It's a new Thanksgiving tradition that's sweeping the football world: people arguing back and forth about the Detroit Lions playing on Thanksgiving Day. As a Lions fan, I personally love watching the Lions play. Why...?
Is it because I'm betting the spread, instead of win or loss? Good idea, but no. Is it because of the crazy things that happen during those games, like the botched coin toss? Amusing, but no. Is it because watching any football game beats explaining to certain relatives as to why you don't visit them? Thought provoking, but no.
So what is the reason? The reason why I love watching the Lions playing on Thanksgiving, is because they remind me of the ONE truly great tradition of Thanksgiving Day; laughing, crying or arguing about the actions of the legendary figure known as... THE DRUNK UNCLE!!!
No party or get-together is ever complete without the appearance of that one drunk idiot, determined to wreak havoc all over the place. When it comes to family get-togethers, it's the drunk uncle, and his best performance always comes on the family's greatest night, Thanksgiving evening.
For myself, it's a blast. It's like having your own set of "Super Bowl" commercials during the breaks in the game. "Well, it's commercial time and the Lions are down 21-0, in the first quarter, let's go check on Uncle Phil."
Sure, I could take this time to enjoy eating Aunt Fran's famous Cajun turkey, but it's not as fun as watching Uncle Phil throwing it up.
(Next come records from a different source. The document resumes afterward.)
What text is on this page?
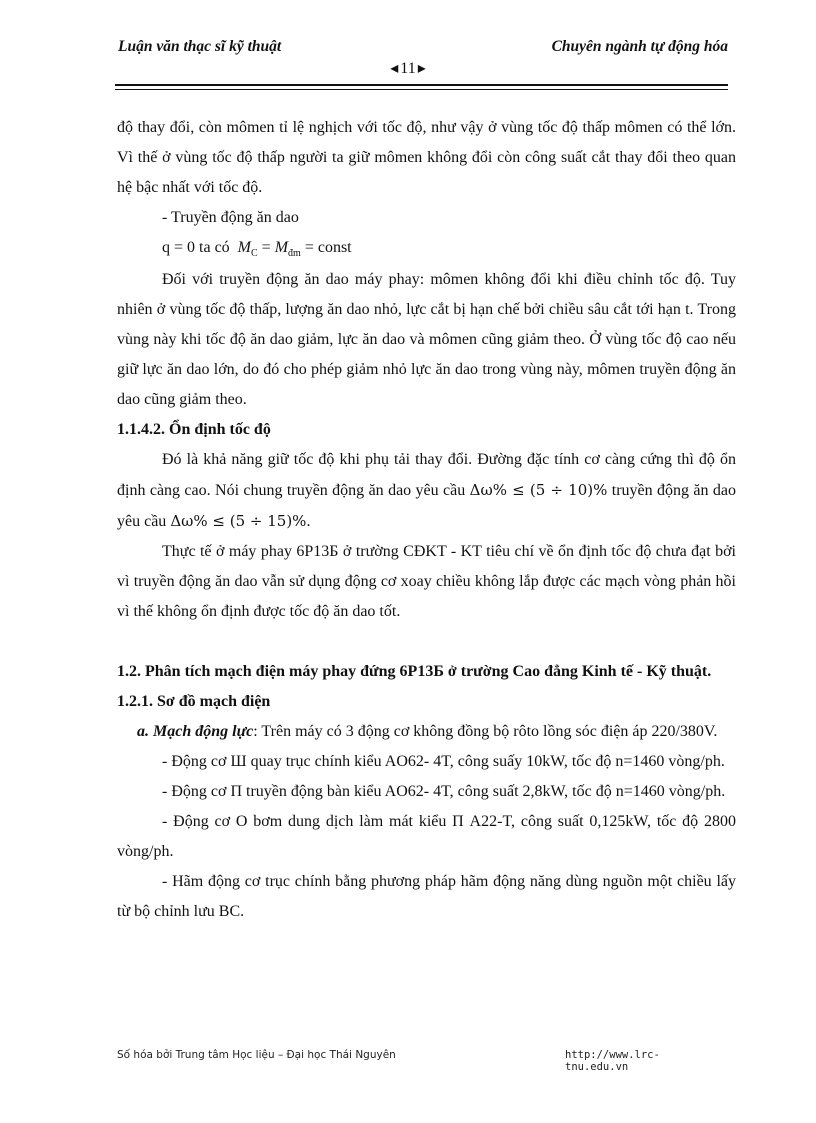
Luận văn thạc sĩ kỹ thuật	Chuyên ngành tự động hóa
◂ 11 ▸

độ thay đổi, còn mômen tỉ lệ nghịch với tốc độ, như vậy ở vùng tốc độ thấp mômen có thể lớn. Vì thế ở vùng tốc độ thấp người ta giữ mômen không đổi còn công suất cắt thay đổi theo quan hệ bậc nhất với tốc độ.

- Truyền động ăn dao

q = 0 ta có $M_C = M_{đm}$ = const

Đối với truyền động ăn dao máy phay: mômen không đổi khi điều chỉnh tốc độ. Tuy nhiên ở vùng tốc độ thấp, lượng ăn dao nhỏ, lực cắt bị hạn chế bởi chiều sâu cắt tới hạn t. Trong vùng này khi tốc độ ăn dao giảm, lực ăn dao và mômen cũng giảm theo. Ở vùng tốc độ cao nếu giữ lực ăn dao lớn, do đó cho phép giảm nhỏ lực ăn dao trong vùng này, mômen truyền động ăn dao cũng giảm theo.

1.1.4.2. Ổn định tốc độ

Đó là khả năng giữ tốc độ khi phụ tải thay đổi. Đường đặc tính cơ càng cứng thì độ ổn định càng cao. Nói chung truyền động ăn dao yêu cầu Δω% ≤ (5 ÷ 10)% truyền động ăn dao yêu cầu Δω% ≤ (5 ÷ 15)%.

Thực tế ở máy phay 6P13Б ở trường CĐKT - KT tiêu chí về ổn định tốc độ chưa đạt bởi vì truyền động ăn dao vẫn sử dụng động cơ xoay chiều không lắp được các mạch vòng phản hồi vì thế không ổn định được tốc độ ăn dao tốt.

1.2. Phân tích mạch điện máy phay đứng 6P13Б ở trường Cao đẳng Kinh tế - Kỹ thuật.

1.2.1. Sơ đồ mạch điện

a. Mạch động lực: Trên máy có 3 động cơ không đồng bộ rôto lồng sóc điện áp 220/380V.

- Động cơ Ш quay trục chính kiểu AO62- 4T, công suấy 10kW, tốc độ n=1460 vòng/ph.

- Động cơ П truyền động bàn kiểu AO62- 4T, công suất 2,8kW, tốc độ n=1460 vòng/ph.

- Động cơ O bơm dung dịch làm mát kiểu П A22-T, công suất 0,125kW, tốc độ 2800 vòng/ph.

- Hãm động cơ trục chính bằng phương pháp hãm động năng dùng nguồn một chiều lấy từ bộ chỉnh lưu BC.

Số hóa bởi Trung tâm Học liệu – Đại học Thái Nguyên	http://www.lrc-tnu.edu.vn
Sure, I could take a moment to listen to grandpa talk about being shot in action, but that's not as fun as listening to a slurring Uncle Phil telling everyone that grandpa was actually shot in the butt.
And you've got to love it when Uncle Phil tries to pick up the "hot chick" sitting in the corner; that's my personal favorite because in his drunken stupor, he doesn't realize that he's hitting on his own niece. That was the fun part for me; now comes that bad part.
Usually during the commercial breaks I would go to the punch bowl for a drink; that's where it all goes downhill. You see, Uncle Phil just knocked over the punch bowl in trying to reach for a napkin to wipe his face off after throwing up turkey on his niece.
The punch spills all over Aunt Fran's brand new rug and so now she's crying; the niece regains her composure and tries to escort Uncle Phil to a chair, because he's about to pull down his pants to show everyone where he thinks grandpa had gotten shot.
This part sucks, because I'm going to hear a series of loud screaming and arguing. That's when the fun of watching the rest of the Lions game starts to kick in; "I'd rather watch THIS, than deal with THAT!"
So the game is now over, the Lions have lost and now I prepare for damage control; I start assisting in cleaning up the vomit and punch from the carpet. In doing so, I relieve my cousin of her duties, so she can change clothes and go console Aunt Fran.
Once I'm finish cleaning up, I'll go to grandpa and tell him my problems. This will kill two birds with one stone; he'll give me some good advice, while I take his mind off his son-in-law.
And just like that, the rest of the evening will go smoothly because everyone had calmed down and Uncle Phil had passed out in the chair. So you ask yourself, why would any family put up with this? Well, it's quite simple.
You see, the next morning, Uncle Phil will apologize to everyone for what he'd done. From there, he will order a new rug with the bonuses he'd received from working 12+ hour shifts in order to support his wife Fran, her ailing father (grandpa) who lives with them, and his niece who's heading off to college, along with his own five kids.
In short, he's a very good man, with ONE very bad habit. As family, you can't let one bad day define the other 364 other days he'd lived as a good husband, a supporting son, a supporting uncle and a loving father.
All you can do is to love him and hope it doesn't happen again next year...Yeah, right!
So when you think about it, the Detroit Lions do have a role on Thanksgiving as "America's Favorite Drunk Uncle." Sure, like the drunk uncle in your family, you're going to have some people who wish that the Lions would be there and some who do not.
But in the end, Thanksgiving would not be the same without them; for if they were not there, you would have nothing to talk about the next day. Enjoy the rest of the holiday season...Just make sure to keep the punch bowl in a safe place.